Par Anne-Marie Sambuc.
Il peut sembler morbide de parler de la mort.
Pourtant en parler, c’est aussi découvrir des témoignages apaisants, et même parfois drôles. Desproges, lui, a su l’évoquer avec un humour cynique.
Des personnes qui vont mourir et qui apaisent elles-mêmes leur entourage, comme l’écrivain Harold Brodkey, voilà une manière plus douce d’approcher la mort.
Quant à Epicure, n’a-t il pas su en parler de façon rassurante ?
J’ai particulièrement aimé la pièce de théâtre de Daniel Danis « Terre océane », émouvante histoire du chemin d’un enfant vers la mort.
« Un Irlandais ne se laisserait jamais enterrer dans un cimetière anglais, il en crèverait plutôt »
Boris VIAN
« Il faut apprendre à mourir en s’amusant. Il ne faut pas avoir peur de la mort car on ne sait pas ce que c’est. Alors rions. Rions de la présence de la mort pour ne pas en avoir peur »
Leçon tirée de « Le Roi se meurt » par Michel BOUQUET, pièce de théâtre dans laquelle il a joué.
DES HOMMES QUI S’APPROCHENT DE LA MORT
Témoignages
GUIBERT Hervé.- A l’ami qui ne m’a pas sauvé la vie.- Gallimard, 1990
Le Protocole compassionnel.- Gallimard, 1991
L’Homme au chapeau rouge.- Gallimard, 1992
J'ai eu le sida pendant trois mois.
Plus exactement, j'ai cru pendant trois mois que j'étais condamné par cette maladie mortelle qu'on appelle le sida. Or je ne me faisais pas d'idées, j'étais réellement atteint, le test qui
s'était avéré positif en témoignait, ainsi que des analyses qui avaient démontré que mon sang amorçait un processus de faillite. Mais, au bout de trois mois, un hasard extraordinaire me fit
croire, et me donna quasiment l'assurance que je pourrais échapper à cette maladie que tout le monde donnait encore pour incurable.

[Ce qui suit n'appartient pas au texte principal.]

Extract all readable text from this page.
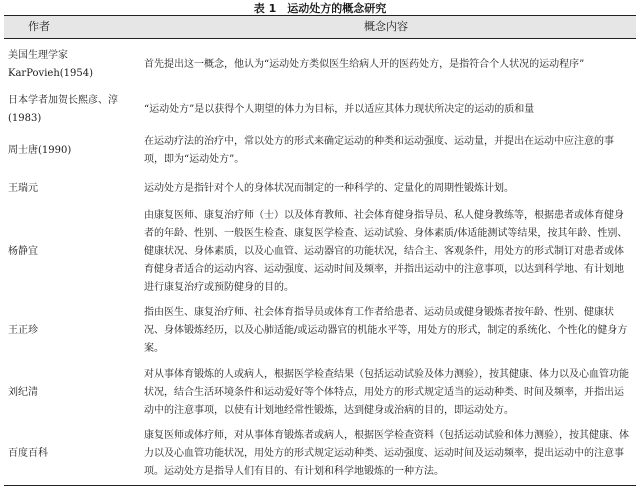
表 1　运动处方的概念研究
作者	概念内容
美国生理学家KarPovieh(1954)	首先提出这一概念，他认为“运动处方类似医生给病人开的医药处方，是指符合个人状况的运动程序”
日本学者加贺长熙彦、淳(1983)	“运动处方”是以获得个人期望的体力为目标，并以适应其体力现状所决定的运动的质和量
周士唐(1990)	在运动疗法的治疗中，常以处方的形式来确定运动的种类和运动强度、运动量，并提出在运动中应注意的事项，即为“运动处方”。
王瑞元	运动处方是指针对个人的身体状况而制定的一种科学的、定量化的周期性锻炼计划。
杨静宜	由康复医师、康复治疗师（士）以及体育教师、社会体育健身指导员、私人健身教练等，根据患者或体育健身者的年龄、性别、一般医生检查、康复医学检查、运动试验、身体素质/体适能测试等结果，按其年龄、性别、健康状况、身体素质，以及心血管、运动器官的功能状况，结合主、客观条件，用处方的形式制订对患者或体育健身者适合的运动内容、运动强度、运动时间及频率，并指出运动中的注意事项，以达到科学地、有计划地进行康复治疗或预防健身的目的。
王正珍	指由医生、康复治疗师、社会体育指导员或体育工作者给患者、运动员或健身锻炼者按年龄、性别、健康状况、身体锻炼经历，以及心肺适能/或运动器官的机能水平等，用处方的形式，制定的系统化、个性化的健身方案。
刘纪清	对从事体育锻炼的人或病人，根据医学检查结果（包括运动试验及体力测验），按其健康、体力以及心血管功能状况，结合生活环境条件和运动爱好等个体特点，用处方的形式规定适当的运动种类、时间及频率，并指出运动中的注意事项，以使有计划地经常性锻炼，达到健身或治病的目的，即运动处方。
百度百科	康复医师或体疗师，对从事体育锻炼者或病人，根据医学检查资料（包括运动试验和体力测验），按其健康、体力以及心血管功能状况，用处方的形式规定运动种类、运动强度、运动时间及运动频率，提出运动中的注意事项。运动处方是指导人们有目的、有计划和科学地锻炼的一种方法。
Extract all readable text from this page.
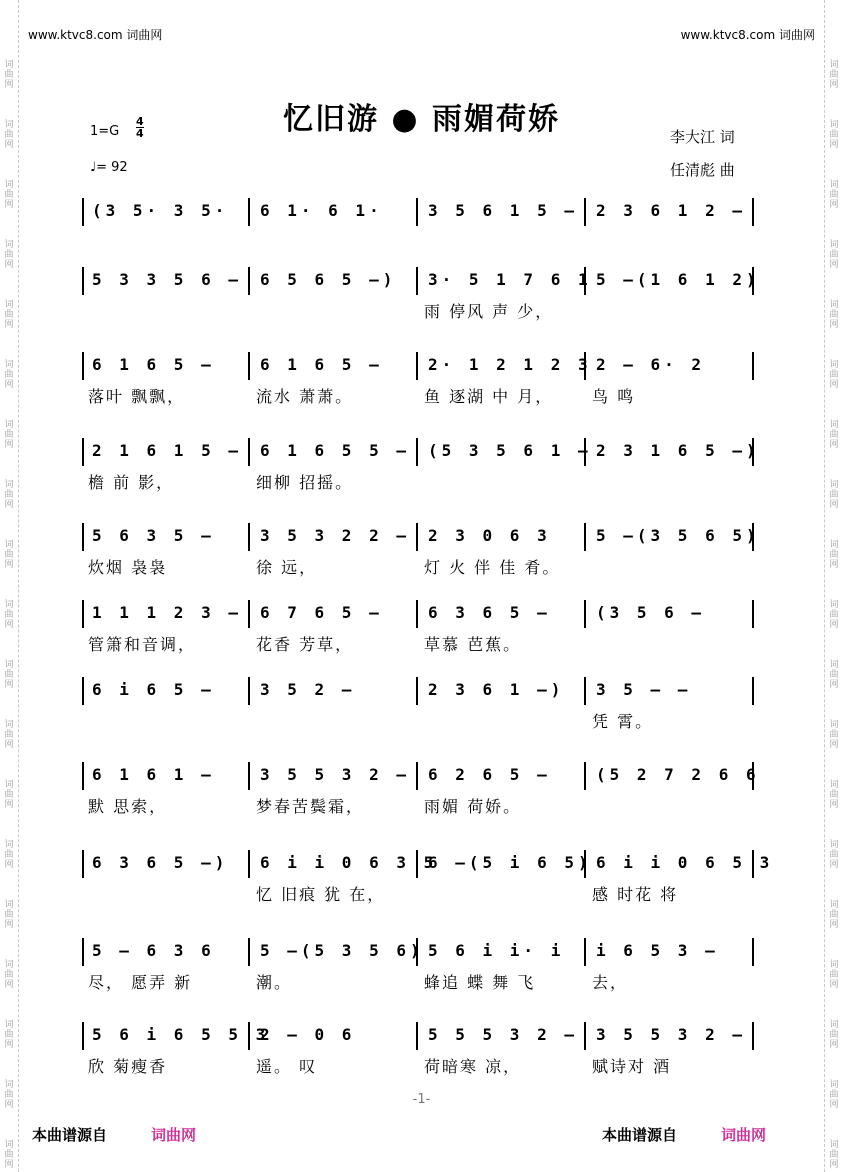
词曲网
词曲网
词曲网
词曲网
词曲网
词曲网
词曲网
词曲网
词曲网
词曲网
词曲网
词曲网
词曲网
词曲网
词曲网
词曲网
词曲网
词曲网
词曲网
词曲网
词曲网
词曲网
词曲网
词曲网
词曲网
词曲网
词曲网
词曲网
词曲网
词曲网
词曲网
词曲网
词曲网
词曲网
词曲网
词曲网
词曲网
词曲网
www.ktvc8.com 词曲网	www.ktvc8.com 词曲网
忆旧游 ● 雨媚荷娇
1=G
4
4
♩= 92
李大江 词
任清彪 曲
(3 5· 3 5· 6 1· 6 1·	3 5 6 1 5 – 2 3 6 1 2 –
5 3 3 5 6 – 6 5 6 5 –) 3· 5 1 7 6 1
雨 停风 声 少，
5 –(1 6 1 2)
6 1 6 5 –
落叶 飘飘，
6 1 6 5 –
流水 萧萧。
2· 1 2 1 2 3
鱼 逐湖 中 月，
2 – 6· 2
鸟 鸣
2 1 6 1 5 –
檐 前 影，
6 1 6 5 5 –
细柳 招摇。
(5 3 5 6 1 – 2 3 1 6 5 –)
5 6 3 5 –
炊烟 袅袅
3 5 3 2 2 –
徐 远，
2 3 0 6 3
灯 火 伴 佳 肴。
5 –(3 5 6 5)
1 1 1 2 3 –
管箫和音调，
6 7 6 5 –
花香 芳草，
6 3 6 5 –
草慕 芭蕉。
(3 5 6 –
6 i 6 5 –	3 5 2 –	2 3 6 1 –) 3 5 – –
凭 霄。
6 1 6 1 –
默 思索，
3 5 5 3 2 –
梦春苦鬓霜，
6 2 6 5 –
雨媚 荷娇。
(5 2 7 2 6 6
6 3 6 5 –) 6 i i 0 6 3 5
忆 旧痕 犹 在，
6 –(5 i 6 5) 6 i i 0 6 5 3
感 时花 将
5 – 6 3 6
尽， 愿弄 新
5 –(5 3 5 6)
潮。
5 6 i i· i
蜂追 蝶 舞 飞
i 6 5 3 –
去，
5 6 i 6 5 5 3
欣 菊瘦香
2 – 0 6
遥。 叹
5 5 5 3 2 –
荷暗寒 凉，
3 5 5 3 2 –
赋诗对 酒
-1-
本曲谱源自	词曲网	本曲谱源自	词曲网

De même que je n'avais avoué à personne, sauf aux amis qui se comptent sur les doigts d'une main, que j'étais condamné, je n'avouai à personne, sauf à ces quelques amis, que j'allais m'en tirer,
que je serais, par ce hasard extraordinaire, un des premiers survivants au monde de cette maladie inexorable.
BRODKEY Harold.- Histoire de ma mort : ces ténèbres sauvages.- Grasset, 1998
Introspection pour une mort annoncée
L’amour de ses proches et la distance qu’il sait trouver envers la mort permettent au romancier une fin relativement douce.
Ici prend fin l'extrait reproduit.